The first change wouldn't affect the DB at all, the second would create a new index if svn
is the repository_type
. Ideally, this should not be done by a DB upgrade, since you can decide to set for the first time or change the repository_type
at anytime. This should rather be done just after a resync
, by the version control specific code. So probably this is better seen as a TODO item for the VcRefactoring…
About making a DB schema in 0.10.1, we already discussed one: the current PRIMARY KEY
constraint on the node_change
table is problematic for MySQL (see #3676 and attachment:ticket:3778:node_change_upgrade-r3787.patch).
follow-up: 7 comment:5 by , 18 years ago
Severity: | normal → major |
---|
I just ran into this on a beefy, dedicated Trac server during heavy web spidering.
Each youngest rev query was taking 3-4 seconds.
After indexing cast(rev as integer) in PG and fixing the query in Trac my server load went from 30 to 2 and the query is scant milliseconds.
If the table is meant to support non-integer revisions, why would you be using this query which bends over backward to sort the revisions as integers?
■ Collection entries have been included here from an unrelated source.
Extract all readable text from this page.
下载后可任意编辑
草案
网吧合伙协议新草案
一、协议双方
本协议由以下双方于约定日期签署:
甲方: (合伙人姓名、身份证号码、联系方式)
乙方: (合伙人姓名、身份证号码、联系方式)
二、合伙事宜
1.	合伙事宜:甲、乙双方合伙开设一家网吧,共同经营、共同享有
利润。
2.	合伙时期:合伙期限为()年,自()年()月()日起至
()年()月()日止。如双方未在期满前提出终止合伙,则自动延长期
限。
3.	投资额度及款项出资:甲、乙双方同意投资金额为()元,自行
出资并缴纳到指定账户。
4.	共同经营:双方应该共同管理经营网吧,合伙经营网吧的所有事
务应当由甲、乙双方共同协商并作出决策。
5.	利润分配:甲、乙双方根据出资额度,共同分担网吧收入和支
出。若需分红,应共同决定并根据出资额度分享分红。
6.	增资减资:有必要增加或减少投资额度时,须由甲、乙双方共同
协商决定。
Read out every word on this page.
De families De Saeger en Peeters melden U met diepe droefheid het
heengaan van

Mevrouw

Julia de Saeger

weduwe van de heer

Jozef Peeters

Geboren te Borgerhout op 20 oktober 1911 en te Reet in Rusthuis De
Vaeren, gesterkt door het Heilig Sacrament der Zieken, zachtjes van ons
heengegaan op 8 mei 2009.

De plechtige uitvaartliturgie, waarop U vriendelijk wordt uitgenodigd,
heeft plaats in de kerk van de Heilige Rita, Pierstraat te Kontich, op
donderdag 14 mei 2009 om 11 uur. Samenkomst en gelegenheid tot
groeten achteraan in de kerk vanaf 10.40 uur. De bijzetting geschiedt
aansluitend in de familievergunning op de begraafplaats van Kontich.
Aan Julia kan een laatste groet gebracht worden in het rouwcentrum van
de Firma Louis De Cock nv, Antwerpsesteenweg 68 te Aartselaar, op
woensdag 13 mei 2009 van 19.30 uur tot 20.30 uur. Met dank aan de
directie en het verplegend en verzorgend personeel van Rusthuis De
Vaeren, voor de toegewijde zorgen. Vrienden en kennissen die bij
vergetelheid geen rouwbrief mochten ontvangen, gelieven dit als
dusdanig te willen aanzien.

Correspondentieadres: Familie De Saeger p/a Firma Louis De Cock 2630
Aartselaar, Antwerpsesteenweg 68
Using an integer provides significant speedup to all depoyments which exist today.
Please consider fixing with an eye to what exists now rather than what may occur in the future, considering these future developments will require significant query changes anyway.
comment:6 by , 18 years ago
Cc: | added |
---|
comment:7 by , 18 years ago
Priority: | normal → high |
---|
Replying to Jeremy Kemper <jeremy@bitsweat.net>:
I just ran into this on a beefy, dedicated Trac server during heavy web spidering.
Each youngest rev query was taking 3-4 seconds.
Oops, I didn't realize it could be that inefficient… so slow even with the #4732 fix?
… Using an integer provides significant speedup to all deployments which exist today.
… all SVN deployments.
Please consider fixing with an eye to what exists now rather than what may occur in the future, considering these future developments will require significant query changes anyway.
True, the fix for #4586 could be done in such a way that this query shouldn't be needed anymore. Right now (0.10-stable and 0.11) this could be done by storing the latest synced rev in the system
table and in the future (0.12 - VcRefactoring) that could be stored in a specific table (repository_head
).
comment:8 by , 18 years ago
Before #4732 we could only see FETCH 1 from <cursor name>
in the postgresql log. Fixing it is what allowed us to see the actual SELECT queries and thus identify and fix the slow ones.
Luckily this was the only slow query. Alone, it had brought a dual dual-core opteron 285 16GB RAM to its knees under web spider load! Using an index on cast(rev as integer) or simply changing rev to integer both brought the box to ~20% idle.
Understood re. non-SVN deployments. Caching the latest synced revision elsewhere sounds like a great alternative that'd obviate the problem entirely.
comment:9 by , 18 years ago
Milestone: | 0.10.4 |
---|---|
Resolution: | → duplicate |
Status: | new → closed |
btw, if somebody suggests a way to go forward here i will happily provide a patch.